Evans WS, Ziemba-Davis M, Buller LT, Meneghini RM. Efficacy and Safety of Catheter Interventions for Postoperative Urinary Retention After Primary Hip and Knee Total Joint Arthroplasty.
J Am Acad Orthop Surg 2024;
32:e1299-e1307. [PMID:
38781355 DOI:
10.5435/jaaos-d-23-01211]
[Citation(s) in RCA: 0] [Impact Index Per Article: 0] [Reference Citation Analysis] [Abstract] [MESH Headings] [Track Full Text] [Journal Information] [Submit a Manuscript] [Subscribe] [Scholar Register] [Received: 12/14/2023] [Accepted: 04/18/2024] [Indexed: 05/25/2024] Open
Abstract
INTRODUCTION
Postoperative urinary retention (POUR) is a common barrier to rapid-discharge hip and knee total joint arthroplasty (TJA). We evaluated the efficacy and safety of catheterization intervention methods for POUR before and after discharge.
METHODS
A total of 1,659 primary TJAs were retrospectively reviewed.
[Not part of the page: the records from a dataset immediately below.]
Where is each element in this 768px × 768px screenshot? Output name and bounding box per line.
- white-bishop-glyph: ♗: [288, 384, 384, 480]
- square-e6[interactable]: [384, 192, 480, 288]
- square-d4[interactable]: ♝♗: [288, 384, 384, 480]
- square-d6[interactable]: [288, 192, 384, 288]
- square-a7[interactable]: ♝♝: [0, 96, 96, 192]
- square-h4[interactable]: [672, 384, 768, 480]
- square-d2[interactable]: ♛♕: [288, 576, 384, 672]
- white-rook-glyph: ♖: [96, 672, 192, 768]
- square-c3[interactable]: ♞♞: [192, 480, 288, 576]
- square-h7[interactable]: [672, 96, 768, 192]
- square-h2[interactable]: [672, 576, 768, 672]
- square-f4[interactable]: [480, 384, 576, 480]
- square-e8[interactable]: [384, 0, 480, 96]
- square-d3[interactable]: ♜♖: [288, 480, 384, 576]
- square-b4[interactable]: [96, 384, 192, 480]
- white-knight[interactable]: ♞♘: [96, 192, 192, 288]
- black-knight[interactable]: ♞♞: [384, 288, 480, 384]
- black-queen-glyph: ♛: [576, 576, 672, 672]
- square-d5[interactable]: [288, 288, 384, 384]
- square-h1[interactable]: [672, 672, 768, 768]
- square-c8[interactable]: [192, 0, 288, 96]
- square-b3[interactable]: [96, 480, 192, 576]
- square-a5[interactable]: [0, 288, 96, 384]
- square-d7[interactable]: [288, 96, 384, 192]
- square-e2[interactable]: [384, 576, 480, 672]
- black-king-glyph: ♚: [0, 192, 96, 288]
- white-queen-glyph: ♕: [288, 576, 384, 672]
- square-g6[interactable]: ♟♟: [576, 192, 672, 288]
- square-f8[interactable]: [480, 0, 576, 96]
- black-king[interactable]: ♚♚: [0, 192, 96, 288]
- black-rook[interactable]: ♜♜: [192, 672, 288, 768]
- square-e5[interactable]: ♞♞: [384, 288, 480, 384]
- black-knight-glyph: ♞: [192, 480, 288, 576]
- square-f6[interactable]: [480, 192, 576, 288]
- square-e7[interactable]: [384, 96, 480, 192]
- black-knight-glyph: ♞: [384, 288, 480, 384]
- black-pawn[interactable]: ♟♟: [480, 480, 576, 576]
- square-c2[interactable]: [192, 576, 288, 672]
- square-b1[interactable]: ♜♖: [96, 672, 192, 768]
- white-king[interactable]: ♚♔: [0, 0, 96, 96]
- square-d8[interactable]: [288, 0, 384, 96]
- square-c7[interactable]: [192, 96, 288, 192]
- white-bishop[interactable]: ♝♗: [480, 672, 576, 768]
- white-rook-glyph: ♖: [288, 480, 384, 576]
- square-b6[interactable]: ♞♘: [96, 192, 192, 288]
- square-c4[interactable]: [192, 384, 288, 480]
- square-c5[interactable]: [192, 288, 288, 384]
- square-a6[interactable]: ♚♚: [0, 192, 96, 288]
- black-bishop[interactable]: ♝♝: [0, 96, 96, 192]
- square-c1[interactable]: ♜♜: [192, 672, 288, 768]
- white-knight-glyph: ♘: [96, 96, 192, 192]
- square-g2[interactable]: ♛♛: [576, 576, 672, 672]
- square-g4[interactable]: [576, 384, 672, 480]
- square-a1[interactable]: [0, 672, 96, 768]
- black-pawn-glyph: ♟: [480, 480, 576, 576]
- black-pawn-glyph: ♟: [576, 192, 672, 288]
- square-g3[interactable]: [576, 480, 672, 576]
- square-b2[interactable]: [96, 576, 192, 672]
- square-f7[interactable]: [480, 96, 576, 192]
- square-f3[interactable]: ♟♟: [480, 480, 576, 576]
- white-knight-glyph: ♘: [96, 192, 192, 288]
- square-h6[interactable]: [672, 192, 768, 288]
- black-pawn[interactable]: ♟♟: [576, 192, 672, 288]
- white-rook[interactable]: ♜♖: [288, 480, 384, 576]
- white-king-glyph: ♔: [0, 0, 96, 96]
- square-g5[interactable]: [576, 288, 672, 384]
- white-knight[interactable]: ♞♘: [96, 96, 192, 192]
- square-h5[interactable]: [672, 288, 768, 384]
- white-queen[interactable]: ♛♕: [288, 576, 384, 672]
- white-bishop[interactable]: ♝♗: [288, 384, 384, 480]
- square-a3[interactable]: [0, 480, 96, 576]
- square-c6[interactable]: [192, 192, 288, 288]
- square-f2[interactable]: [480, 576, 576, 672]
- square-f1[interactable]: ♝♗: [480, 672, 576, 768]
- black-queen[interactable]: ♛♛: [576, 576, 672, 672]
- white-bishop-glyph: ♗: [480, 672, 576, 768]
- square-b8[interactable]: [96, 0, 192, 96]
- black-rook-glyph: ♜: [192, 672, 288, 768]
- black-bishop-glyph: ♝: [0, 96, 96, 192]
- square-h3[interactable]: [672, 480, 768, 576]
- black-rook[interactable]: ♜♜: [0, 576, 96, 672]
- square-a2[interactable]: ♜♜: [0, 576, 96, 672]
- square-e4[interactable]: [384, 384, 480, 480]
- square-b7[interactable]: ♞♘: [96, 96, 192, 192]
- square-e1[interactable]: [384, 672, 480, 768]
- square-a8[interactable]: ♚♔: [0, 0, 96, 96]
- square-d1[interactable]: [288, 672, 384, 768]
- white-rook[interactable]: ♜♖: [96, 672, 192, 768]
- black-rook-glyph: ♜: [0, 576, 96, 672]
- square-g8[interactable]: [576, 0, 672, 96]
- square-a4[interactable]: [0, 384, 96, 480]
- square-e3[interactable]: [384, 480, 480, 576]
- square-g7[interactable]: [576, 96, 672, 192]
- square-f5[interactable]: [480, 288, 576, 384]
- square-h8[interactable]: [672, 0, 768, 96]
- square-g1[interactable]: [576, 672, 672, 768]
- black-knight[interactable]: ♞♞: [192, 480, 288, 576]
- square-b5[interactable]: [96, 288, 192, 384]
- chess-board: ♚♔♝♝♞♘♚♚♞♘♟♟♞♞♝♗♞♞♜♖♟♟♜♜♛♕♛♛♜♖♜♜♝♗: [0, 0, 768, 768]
POUR resolutions before and after discharge were evaluated relative to catheterization type and other covariates. Complications before and within 90 days of discharge were quantified. A total of 113 POUR cases comprised the analysis sample of 76 hips and 37 knees in 51 women and 62 men with an average age and body mass index of 68.6 (range 22 to 92) years and 31.7 (range 16 to 49) kg/m 2 .
RESULTS
POUR resolved before discharge for 82.3% (93/113) of patients, with equivalent resolution rates for intermittent catheterization alone (84.2%, 32/38) compared with indwelling catheterization with or without intermittent catheterization (82.6%, 57/69, P < 0.999), equivalent time to resolution ( P = 0.319), and no difference in complication rates ( P = 0.999). Complication rates within 90 days of discharge were higher for patients treated with indwelling catheters before discharge ( P = 0.049). Resolution before discharge was more likely with increasing body mass index ( P = 0.026) and less likely for patients with a history of urinary retention ( P = 0.033). 60 percent (12/20) of patients with unresolved POUR were discharged with self-intermittent catheterization and 40% (8/20) with indwelling catheters, with no differences in efficacy and safety based on the catheterization type ( P = 0.109).
DISCUSSION
Before discharge, we observed equivalent resolution rates and equivalent time to resolution for indwelling and intermittent catheterization alone without compromising patient safety. Intermittent catheterization is favored, however, because in situ catheter exposure is dramatically reduced and postdischarge complication rates are lower. Additional research is needed to develop evidence-based POUR guidelines for outpatient TJA.